During his 11-minute speech in Cushing, Okla., this morning, President Barack Obama said, "Under my administration, America is producing more oil today than at anytime in the last 8 years."
Mr. Obama has made that claim a benchmark of his 'all-of-the-above' energy policy and has repeated it several times, including when he announced he was rejecting the Keystone XL pipeline.
According to a KRMG Fact Check, that claim is only partially true.
A recently released (and revised) report from the U.S. government's Energy Information Administration (EIA) (and analyzed by the Heritage Foundation) indicates that whether 'American is producing more oil' depends on which land is being drilled.

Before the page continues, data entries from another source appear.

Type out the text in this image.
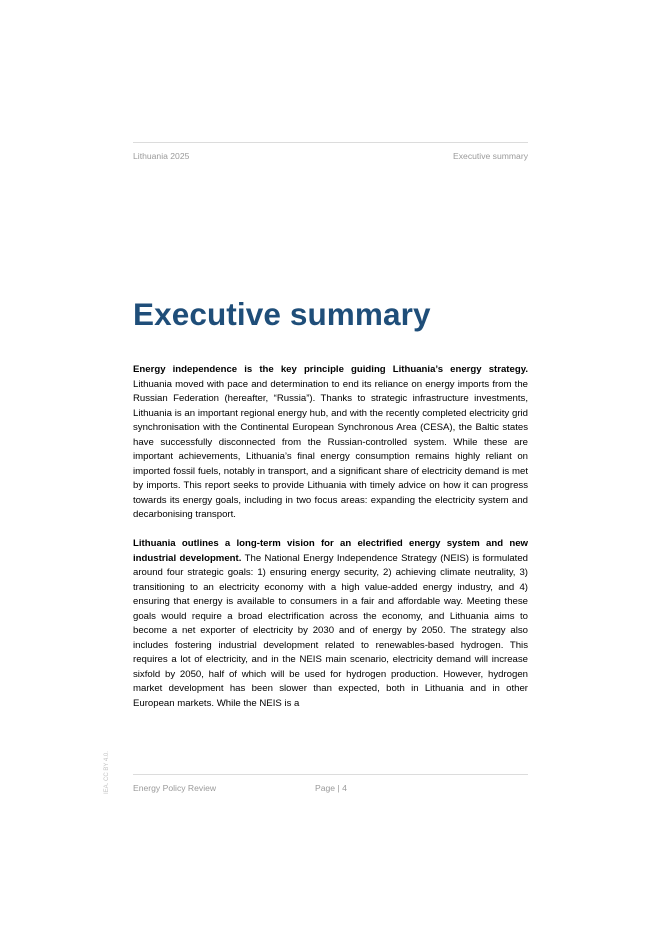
Lithuania 2025	Executive summary
Executive summary

Energy independence is the key principle guiding Lithuania’s energy strategy. Lithuania moved with pace and determination to end its reliance on energy imports from the Russian Federation (hereafter, “Russia”). Thanks to strategic infrastructure investments, Lithuania is an important regional energy hub, and with the recently completed electricity grid synchronisation with the Continental European Synchronous Area (CESA), the Baltic states have successfully disconnected from the Russian-controlled system. While these are important achievements, Lithuania’s final energy consumption remains highly reliant on imported fossil fuels, notably in transport, and a significant share of electricity demand is met by imports. This report seeks to provide Lithuania with timely advice on how it can progress towards its energy goals, including in two focus areas: expanding the electricity system and decarbonising transport.

Lithuania outlines a long-term vision for an electrified energy system and new industrial development. The National Energy Independence Strategy (NEIS) is formulated around four strategic goals: 1) ensuring energy security, 2) achieving climate neutrality, 3) transitioning to an electricity economy with a high value-added energy industry, and 4) ensuring that energy is available to consumers in a fair and affordable way. Meeting these goals would require a broad electrification across the economy, and Lithuania aims to become a net exporter of electricity by 2030 and of energy by 2050. The strategy also includes fostering industrial development related to renewables-based hydrogen. This requires a lot of electricity, and in the NEIS main scenario, electricity demand will increase sixfold by 2050, half of which will be used for hydrogen production. However, hydrogen market development has been slower than expected, both in Lithuania and in other European markets. While the NEIS is a

IEA. CC BY 4.0.	Energy Policy Review	Page | 4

The EIA report revealed a 12-percent decline in production for coal, oil, and natural gas on federal and Indian lands from fiscal 2003 through fiscal 2011, its lowest point in nine years.

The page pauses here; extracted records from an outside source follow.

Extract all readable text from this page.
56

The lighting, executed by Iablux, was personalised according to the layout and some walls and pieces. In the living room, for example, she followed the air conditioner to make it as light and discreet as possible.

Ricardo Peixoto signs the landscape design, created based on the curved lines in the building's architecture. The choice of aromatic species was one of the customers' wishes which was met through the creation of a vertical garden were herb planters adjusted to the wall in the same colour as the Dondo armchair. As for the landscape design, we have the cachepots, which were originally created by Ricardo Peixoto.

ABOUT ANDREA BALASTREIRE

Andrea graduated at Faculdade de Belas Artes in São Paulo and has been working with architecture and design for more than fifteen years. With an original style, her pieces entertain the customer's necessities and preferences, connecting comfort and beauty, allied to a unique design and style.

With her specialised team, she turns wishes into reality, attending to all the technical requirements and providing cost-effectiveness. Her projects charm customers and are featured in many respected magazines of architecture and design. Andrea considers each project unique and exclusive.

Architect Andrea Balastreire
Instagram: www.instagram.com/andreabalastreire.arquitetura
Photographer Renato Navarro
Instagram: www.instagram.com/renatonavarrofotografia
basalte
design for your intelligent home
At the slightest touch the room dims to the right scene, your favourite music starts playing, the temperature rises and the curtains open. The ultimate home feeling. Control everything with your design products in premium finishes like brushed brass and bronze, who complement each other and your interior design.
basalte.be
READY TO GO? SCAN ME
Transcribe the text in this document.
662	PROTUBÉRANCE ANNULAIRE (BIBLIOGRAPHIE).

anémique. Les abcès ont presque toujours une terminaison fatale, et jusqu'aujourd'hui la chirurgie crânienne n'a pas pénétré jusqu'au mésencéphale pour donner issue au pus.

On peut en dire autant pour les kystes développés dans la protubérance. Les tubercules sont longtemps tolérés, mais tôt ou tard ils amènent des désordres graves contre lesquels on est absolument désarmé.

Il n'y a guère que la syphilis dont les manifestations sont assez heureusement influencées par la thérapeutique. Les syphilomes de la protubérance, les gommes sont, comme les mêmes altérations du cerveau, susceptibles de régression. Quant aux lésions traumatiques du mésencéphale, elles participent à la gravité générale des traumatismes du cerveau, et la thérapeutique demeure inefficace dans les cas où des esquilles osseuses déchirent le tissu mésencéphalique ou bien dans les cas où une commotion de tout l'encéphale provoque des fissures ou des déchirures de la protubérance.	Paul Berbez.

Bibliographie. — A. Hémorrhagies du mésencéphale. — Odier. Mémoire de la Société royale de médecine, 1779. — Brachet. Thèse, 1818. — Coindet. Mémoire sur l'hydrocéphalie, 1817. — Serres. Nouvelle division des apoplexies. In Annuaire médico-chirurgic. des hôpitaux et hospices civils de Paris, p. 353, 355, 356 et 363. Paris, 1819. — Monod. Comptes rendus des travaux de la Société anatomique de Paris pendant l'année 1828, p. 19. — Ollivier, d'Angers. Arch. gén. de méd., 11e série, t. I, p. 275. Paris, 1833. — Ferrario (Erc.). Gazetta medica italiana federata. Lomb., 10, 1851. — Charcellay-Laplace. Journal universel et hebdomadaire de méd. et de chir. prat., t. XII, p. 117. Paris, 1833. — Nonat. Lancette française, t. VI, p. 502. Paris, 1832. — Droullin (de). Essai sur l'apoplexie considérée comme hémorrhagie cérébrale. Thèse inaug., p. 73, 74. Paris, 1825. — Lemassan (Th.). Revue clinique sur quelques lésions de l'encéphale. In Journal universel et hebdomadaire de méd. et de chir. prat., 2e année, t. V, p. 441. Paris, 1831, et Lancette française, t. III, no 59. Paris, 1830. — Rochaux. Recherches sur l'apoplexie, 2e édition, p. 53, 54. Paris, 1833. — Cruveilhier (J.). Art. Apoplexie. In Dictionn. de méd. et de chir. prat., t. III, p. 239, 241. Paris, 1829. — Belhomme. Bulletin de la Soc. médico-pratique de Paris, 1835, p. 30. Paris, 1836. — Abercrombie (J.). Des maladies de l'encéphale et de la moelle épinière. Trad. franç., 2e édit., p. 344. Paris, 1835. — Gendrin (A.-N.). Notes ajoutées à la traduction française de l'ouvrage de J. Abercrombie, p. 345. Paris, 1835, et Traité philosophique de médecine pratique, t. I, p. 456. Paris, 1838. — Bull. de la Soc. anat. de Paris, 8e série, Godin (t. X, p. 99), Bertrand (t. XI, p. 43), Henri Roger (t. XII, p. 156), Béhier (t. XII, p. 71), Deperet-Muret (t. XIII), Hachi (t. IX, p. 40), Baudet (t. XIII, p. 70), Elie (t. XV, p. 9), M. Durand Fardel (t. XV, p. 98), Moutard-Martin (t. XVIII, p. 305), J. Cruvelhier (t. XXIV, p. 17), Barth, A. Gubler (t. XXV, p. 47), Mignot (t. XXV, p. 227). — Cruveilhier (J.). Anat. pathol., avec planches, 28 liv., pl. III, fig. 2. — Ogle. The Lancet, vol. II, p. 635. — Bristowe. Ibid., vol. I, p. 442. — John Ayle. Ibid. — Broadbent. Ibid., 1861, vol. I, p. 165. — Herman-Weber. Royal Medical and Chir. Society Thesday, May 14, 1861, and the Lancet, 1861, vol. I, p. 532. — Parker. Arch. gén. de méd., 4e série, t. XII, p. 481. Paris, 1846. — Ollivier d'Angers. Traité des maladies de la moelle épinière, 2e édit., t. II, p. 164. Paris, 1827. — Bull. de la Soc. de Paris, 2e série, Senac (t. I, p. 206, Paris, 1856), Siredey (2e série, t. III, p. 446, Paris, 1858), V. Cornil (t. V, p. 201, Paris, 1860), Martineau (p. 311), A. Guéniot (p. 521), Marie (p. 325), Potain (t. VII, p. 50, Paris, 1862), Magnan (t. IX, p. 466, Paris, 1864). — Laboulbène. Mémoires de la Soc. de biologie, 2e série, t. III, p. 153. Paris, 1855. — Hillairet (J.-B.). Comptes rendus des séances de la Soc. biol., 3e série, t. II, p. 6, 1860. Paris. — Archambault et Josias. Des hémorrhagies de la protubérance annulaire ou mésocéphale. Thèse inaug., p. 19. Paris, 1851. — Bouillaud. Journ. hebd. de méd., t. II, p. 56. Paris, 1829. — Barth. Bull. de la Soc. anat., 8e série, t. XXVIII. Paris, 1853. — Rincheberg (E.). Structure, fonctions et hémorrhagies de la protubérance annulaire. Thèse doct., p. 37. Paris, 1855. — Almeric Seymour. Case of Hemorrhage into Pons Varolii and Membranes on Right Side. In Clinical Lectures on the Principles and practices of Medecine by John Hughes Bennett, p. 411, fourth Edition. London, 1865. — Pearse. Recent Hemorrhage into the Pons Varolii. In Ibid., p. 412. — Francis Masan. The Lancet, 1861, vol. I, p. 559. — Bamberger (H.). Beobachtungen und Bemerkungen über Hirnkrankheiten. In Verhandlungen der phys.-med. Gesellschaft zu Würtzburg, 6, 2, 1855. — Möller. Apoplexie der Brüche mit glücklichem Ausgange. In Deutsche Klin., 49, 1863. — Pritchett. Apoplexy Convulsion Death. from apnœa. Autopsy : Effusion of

Yet during that same time frame, production on state and private lands has increased, boosting overall production numbers for the United States.
While oil and gas production is up in the United States on private and state land, it is down on federal land, which falls under President Obama's direction.

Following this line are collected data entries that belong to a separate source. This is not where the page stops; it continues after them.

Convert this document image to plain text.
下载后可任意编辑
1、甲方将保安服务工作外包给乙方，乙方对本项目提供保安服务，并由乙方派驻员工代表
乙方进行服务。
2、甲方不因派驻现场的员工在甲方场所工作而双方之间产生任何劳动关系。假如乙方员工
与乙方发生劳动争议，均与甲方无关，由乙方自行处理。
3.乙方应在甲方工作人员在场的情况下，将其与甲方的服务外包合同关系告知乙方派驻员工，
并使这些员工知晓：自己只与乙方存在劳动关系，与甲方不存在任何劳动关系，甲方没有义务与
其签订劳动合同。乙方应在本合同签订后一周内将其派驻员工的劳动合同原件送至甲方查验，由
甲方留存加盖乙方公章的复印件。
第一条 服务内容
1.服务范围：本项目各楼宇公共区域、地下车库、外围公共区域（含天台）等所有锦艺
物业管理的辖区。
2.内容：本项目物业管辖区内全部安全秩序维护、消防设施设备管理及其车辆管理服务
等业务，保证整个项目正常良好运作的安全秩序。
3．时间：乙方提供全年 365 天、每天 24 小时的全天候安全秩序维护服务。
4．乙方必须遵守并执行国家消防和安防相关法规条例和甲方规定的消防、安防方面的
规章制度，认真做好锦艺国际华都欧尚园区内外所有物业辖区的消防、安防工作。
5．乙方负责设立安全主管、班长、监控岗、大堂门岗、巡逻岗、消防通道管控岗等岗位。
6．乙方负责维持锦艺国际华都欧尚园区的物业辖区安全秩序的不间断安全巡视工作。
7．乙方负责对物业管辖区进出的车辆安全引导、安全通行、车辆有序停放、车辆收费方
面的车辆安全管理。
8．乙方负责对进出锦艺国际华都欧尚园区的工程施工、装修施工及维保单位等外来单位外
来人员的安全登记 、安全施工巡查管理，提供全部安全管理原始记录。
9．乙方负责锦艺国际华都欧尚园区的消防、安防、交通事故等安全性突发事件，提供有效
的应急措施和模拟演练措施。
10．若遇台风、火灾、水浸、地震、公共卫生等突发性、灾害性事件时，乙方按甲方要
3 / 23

Nick Loris from the Heritage Foundation outlines four steps Obama has taken to limit U.S. oil production:
- Withdrew areas offered for 77 oil and gas leases in Utah that could cost American taxpayers millions in lost lease bids, production royalties, new jobs and the energy needed to offset rising imports of oil and natural gas.
- Cancelled lease sales in the Western Gulf of Mexico, the Atlantic coast and delayed exploration off the coast of Alaska and kept other resource-rich areas off-limits.
- Finalized rules, first announced by Secretary Salazar on January 6, 2010, to establish more government hurdles to onshore oil and natural gas production on federal lands.
- Withdrew 61 oil and natural gas leases in Montana as part of a lawsuit settlement over climate change.